Immediate health effects were noted among WTC-exposed individuals, such as upper and lower airway irritation, persistent cough, and severe gastroesophageal reflux.
For years, there have been concerns about increased rates of cancer among those who participated in rescue and recovery work. In 2009, I was the lead author on a paper that described a cluster of young individuals with multiple myeloma. Recently, Rachel Zeig-Owens and colleagues published a study in the Lancet that showed that there is a 19 percent increase in cancer rates among firefighters with WTC exposures, compared to non-exposed firefighters.
Typically, there is a latency period between exposure to carcinogens and when cancer develops. It appears that exposure to the WTC dust and fumes, a complex mixture with more than 150 carcinogens, might have accelerated carcinogenesis (that is, the process by which normal cells transform into cancer cells).

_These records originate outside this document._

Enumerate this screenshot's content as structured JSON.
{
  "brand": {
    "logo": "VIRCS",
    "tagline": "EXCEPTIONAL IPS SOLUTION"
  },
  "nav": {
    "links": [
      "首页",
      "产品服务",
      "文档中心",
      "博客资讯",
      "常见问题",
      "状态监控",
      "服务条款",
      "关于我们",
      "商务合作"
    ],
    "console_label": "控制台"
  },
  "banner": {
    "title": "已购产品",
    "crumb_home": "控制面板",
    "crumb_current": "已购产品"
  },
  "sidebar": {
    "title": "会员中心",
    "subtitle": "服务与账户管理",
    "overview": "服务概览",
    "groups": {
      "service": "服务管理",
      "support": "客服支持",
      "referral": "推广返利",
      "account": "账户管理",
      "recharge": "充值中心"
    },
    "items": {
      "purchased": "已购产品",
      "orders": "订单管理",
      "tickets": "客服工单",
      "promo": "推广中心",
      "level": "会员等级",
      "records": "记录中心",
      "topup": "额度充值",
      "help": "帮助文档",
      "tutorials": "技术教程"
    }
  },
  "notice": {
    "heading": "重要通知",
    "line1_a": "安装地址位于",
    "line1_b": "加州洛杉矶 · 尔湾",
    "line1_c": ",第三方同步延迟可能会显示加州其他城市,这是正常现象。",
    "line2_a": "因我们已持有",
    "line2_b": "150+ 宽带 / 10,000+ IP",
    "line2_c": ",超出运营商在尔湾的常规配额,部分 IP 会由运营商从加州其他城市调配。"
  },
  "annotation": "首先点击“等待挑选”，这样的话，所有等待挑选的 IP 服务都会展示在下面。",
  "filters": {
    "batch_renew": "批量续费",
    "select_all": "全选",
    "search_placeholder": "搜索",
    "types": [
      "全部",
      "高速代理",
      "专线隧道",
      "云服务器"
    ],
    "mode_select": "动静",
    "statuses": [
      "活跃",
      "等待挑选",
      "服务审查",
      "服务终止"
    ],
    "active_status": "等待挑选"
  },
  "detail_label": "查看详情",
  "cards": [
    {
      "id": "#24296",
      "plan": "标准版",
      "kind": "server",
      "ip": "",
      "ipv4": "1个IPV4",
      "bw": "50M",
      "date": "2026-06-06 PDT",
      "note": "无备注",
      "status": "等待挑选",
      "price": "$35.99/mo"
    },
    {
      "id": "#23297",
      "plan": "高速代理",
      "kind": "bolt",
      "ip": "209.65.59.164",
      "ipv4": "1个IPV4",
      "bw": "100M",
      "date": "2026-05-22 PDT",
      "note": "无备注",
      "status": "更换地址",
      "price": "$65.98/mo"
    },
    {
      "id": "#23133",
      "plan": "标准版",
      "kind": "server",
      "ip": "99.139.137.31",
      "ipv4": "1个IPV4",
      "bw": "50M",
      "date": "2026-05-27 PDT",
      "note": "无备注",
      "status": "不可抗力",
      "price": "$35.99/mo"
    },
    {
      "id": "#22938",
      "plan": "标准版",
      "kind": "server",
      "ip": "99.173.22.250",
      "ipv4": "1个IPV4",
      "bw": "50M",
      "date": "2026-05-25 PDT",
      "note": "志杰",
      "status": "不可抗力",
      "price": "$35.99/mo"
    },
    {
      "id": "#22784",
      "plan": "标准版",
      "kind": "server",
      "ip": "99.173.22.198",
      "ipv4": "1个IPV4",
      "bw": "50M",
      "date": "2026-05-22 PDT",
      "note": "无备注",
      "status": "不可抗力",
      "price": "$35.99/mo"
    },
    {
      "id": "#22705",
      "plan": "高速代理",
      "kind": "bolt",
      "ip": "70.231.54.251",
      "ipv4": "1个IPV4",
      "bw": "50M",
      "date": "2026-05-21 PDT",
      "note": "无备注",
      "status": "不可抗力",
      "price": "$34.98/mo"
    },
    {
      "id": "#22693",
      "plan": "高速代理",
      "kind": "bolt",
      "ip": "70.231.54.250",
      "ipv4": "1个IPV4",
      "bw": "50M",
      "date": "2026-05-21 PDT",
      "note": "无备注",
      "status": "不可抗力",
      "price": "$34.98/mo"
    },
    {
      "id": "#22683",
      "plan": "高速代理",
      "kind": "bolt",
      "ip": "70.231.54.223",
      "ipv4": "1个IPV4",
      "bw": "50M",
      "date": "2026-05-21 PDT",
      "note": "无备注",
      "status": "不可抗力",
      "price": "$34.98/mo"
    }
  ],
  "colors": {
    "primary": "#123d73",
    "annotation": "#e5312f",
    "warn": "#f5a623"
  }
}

Thousands remain at risk for developing cancers, so it is critical that medical monitoring continues for years, and that we fully cover the care of the men and women who responded during our nation’s time of need. While there might never be absolute certainty regarding the full contribution from the WTC dust and fumes, it makes sense to follow the model set by the Veterans Administration with veterans exposed to Agent Orange: We should care for those who served during the country’s time of need.